If you’re anything like me then you’ve tried every diet out there – and believe me, I’ve tried every diet under the sun. Every January (or make that every Monday) a new diet plan is put in to action and there’s you stuck in a perpetual dieting cycle.
Of course diets work, short term. But if you’re looking for long term success then ditching the diet is the only way to go. We spend way too much time asking ourselves if it’s ok to eat that slice of birthday cake or mentally totting up the calories in our salad. From fasting to atkins, diet plans seem to be the crux of obsession and disordered eating.
So before you put yourself through the agony of yet another restrictive eating plan, here are just a few tips to help you be happier, healthier and slimmer in 2015…
Concentrate on health, not calories or carbs.
I know this is going to come as a shock to you if you’re used to counting calories but not all calories are created equally. It’s time to forget totting up the numbers and instead think about how the food you’re eating is making you feel and what good it can do to your body.
Counting calories also doesn’t give you the complete control over your nutrition as you may think it does. Let’s take a microwave ready meal for example; YES you maybe ingesting 500 calories but you’re also taking in GMO’s, e-numbers and other nasties that would be avoided if you made that same meal yourself.
Think about the nutrition your body needs first and foremost then the rest will naturally follow.
Eat before 8pm.
I’ve always been a late eater. It drives my boyfriend absolutely berserk because he likes to have his dinner done and dusted by 6.30pm where as I like to drag out the meal process as long as possible. However, the end of last year I started to make a conscious effort to start eating my dinner before 8pm. Not because I believe the time you eat has any effect on what you weigh but because I learned about how vitally important it is to give your digestive system a break. By giving it a rest you’re giving it time to digest what you’ve already eaten and get rid of any toxins and waste hanging about. This little trick will do wonders for you if you suffer from bloating.
Just eat real food.
It’s time to quit the food like substances and start eating real food.

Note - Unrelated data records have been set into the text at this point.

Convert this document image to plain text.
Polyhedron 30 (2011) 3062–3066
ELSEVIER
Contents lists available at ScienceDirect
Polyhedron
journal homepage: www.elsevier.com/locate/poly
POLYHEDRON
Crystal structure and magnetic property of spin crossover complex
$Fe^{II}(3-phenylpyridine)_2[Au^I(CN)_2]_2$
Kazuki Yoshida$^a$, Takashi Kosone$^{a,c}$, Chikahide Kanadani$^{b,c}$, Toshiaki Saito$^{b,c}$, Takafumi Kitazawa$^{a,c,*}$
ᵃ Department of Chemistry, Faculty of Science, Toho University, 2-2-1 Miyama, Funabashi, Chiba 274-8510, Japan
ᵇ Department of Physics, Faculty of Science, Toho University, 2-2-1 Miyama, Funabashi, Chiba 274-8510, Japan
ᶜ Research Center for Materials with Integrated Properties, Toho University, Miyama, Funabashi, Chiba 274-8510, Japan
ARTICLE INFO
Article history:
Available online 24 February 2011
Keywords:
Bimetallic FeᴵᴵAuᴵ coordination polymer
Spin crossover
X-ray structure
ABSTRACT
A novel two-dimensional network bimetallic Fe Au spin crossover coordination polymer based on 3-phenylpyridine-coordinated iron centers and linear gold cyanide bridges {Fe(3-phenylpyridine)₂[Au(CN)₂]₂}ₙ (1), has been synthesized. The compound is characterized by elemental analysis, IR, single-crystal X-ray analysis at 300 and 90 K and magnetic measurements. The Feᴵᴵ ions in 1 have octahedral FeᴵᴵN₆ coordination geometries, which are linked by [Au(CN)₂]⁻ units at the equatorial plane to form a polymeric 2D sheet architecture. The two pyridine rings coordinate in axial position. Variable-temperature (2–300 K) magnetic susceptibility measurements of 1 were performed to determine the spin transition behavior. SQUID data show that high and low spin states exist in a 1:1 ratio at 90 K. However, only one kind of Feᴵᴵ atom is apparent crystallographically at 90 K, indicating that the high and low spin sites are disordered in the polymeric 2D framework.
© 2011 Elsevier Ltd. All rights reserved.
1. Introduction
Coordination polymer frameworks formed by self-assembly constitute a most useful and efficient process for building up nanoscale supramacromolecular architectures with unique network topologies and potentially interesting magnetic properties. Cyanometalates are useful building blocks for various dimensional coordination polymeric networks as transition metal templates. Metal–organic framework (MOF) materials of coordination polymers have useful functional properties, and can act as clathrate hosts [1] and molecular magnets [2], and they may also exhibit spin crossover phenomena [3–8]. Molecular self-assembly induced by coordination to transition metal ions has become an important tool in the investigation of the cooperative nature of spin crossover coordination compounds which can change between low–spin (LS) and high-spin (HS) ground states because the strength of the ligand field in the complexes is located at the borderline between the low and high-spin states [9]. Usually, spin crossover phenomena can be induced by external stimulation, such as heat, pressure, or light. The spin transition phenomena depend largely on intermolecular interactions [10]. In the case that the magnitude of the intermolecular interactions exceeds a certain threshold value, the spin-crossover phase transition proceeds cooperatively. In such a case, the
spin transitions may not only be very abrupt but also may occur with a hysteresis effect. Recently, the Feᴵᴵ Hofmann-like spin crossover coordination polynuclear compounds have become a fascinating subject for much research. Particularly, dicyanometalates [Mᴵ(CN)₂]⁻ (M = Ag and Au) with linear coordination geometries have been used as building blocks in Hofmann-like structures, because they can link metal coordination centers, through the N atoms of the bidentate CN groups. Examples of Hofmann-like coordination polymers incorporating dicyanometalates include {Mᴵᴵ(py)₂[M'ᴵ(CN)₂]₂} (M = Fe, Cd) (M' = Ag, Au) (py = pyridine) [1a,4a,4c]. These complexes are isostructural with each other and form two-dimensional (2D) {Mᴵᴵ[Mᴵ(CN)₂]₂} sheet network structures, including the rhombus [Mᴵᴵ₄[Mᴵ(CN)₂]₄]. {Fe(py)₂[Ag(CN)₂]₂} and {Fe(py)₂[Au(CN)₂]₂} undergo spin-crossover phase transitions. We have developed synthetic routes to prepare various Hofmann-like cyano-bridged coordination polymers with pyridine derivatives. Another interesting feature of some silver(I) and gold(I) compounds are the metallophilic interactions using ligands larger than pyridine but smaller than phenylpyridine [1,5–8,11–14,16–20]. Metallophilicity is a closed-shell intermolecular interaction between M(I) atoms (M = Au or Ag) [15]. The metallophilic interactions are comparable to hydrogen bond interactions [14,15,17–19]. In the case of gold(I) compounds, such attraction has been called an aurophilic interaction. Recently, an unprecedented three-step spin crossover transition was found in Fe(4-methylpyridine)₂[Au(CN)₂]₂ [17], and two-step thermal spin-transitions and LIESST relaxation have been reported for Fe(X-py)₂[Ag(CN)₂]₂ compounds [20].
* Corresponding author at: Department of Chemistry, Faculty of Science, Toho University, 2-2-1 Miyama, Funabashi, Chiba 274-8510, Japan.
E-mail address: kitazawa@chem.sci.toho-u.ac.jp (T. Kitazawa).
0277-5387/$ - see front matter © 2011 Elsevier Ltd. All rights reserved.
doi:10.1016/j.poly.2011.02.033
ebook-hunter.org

Go back to the grass roots of eating. If you pick something up in a packet and it has more than 5 ingredients or ingredients that you don’t know how to pronounce – chances are, it’s not good for your health. Seriously, pick real butter over margarine, homemade bread over white, refined packaged bread etc.
I KNOW…you’re busy so grabbing something to shove in the oven is the easy option. Trust me, I do it too from time to time but it’s time that we all started cooking again, sorry. At least by cooking your own food you know what goes in to it. Plus, when you start cooking things yourself you don’t really have to quit anything, you just adapt it to your needs.
I’m going to be doing a lot more “quick” recipes on this blog this year so no excuses!
Create a meal plan.
I hate planning meals but it’s just one of those things that we have to do – like paying the bills. By knowing what it is you’re going to eat you don’t run the risk of throwing a pizza in or ordering a Chinese. It’s also handy if you want to cook your dishes ahead of time so you can just bung them in the oven (all the quickness of a ready meal but you get the smug feeling at the end of it). Plus, it is a great money saver, I’ve saved loads of money by having a plan of what I’m eating rather than just popping to the supermarket on a daily basis.
Start your day with a glass of water (and keep it up throughout the day).
Again this is something I’ve started doing religiously. When you wake up make sure that you drink a glass of water before you get out of bed. It gets your metabolism fired up, hydrates you, gets your brain functioning correctly and helps flush out toxins. But make sure you keep that habit up, drink at least 2ltrs of water throughout the day. If you struggle with drinking that much, split your water intake to 4 x 500ml bottles. Have one when you wake up, one before lunch, one on your way home from work and one before dinner. Thats your 2ltrs in 4 smaller servings.
and finally – and probably one of the most important…
QUIT LOW-FAT GOODS!
I hate packaged low fat goods, I’ve spoken about this before on this blog and other places. When you see the words “low fat” on food items what you’re reading is just another word for “chemical shit storm”. Because that’s all low fat is. They take the fat out but they replace it with sugar, saccharin and other chemicals that don’t belong in a science lab, let alone your body.
What small changes have you made to your diet this year?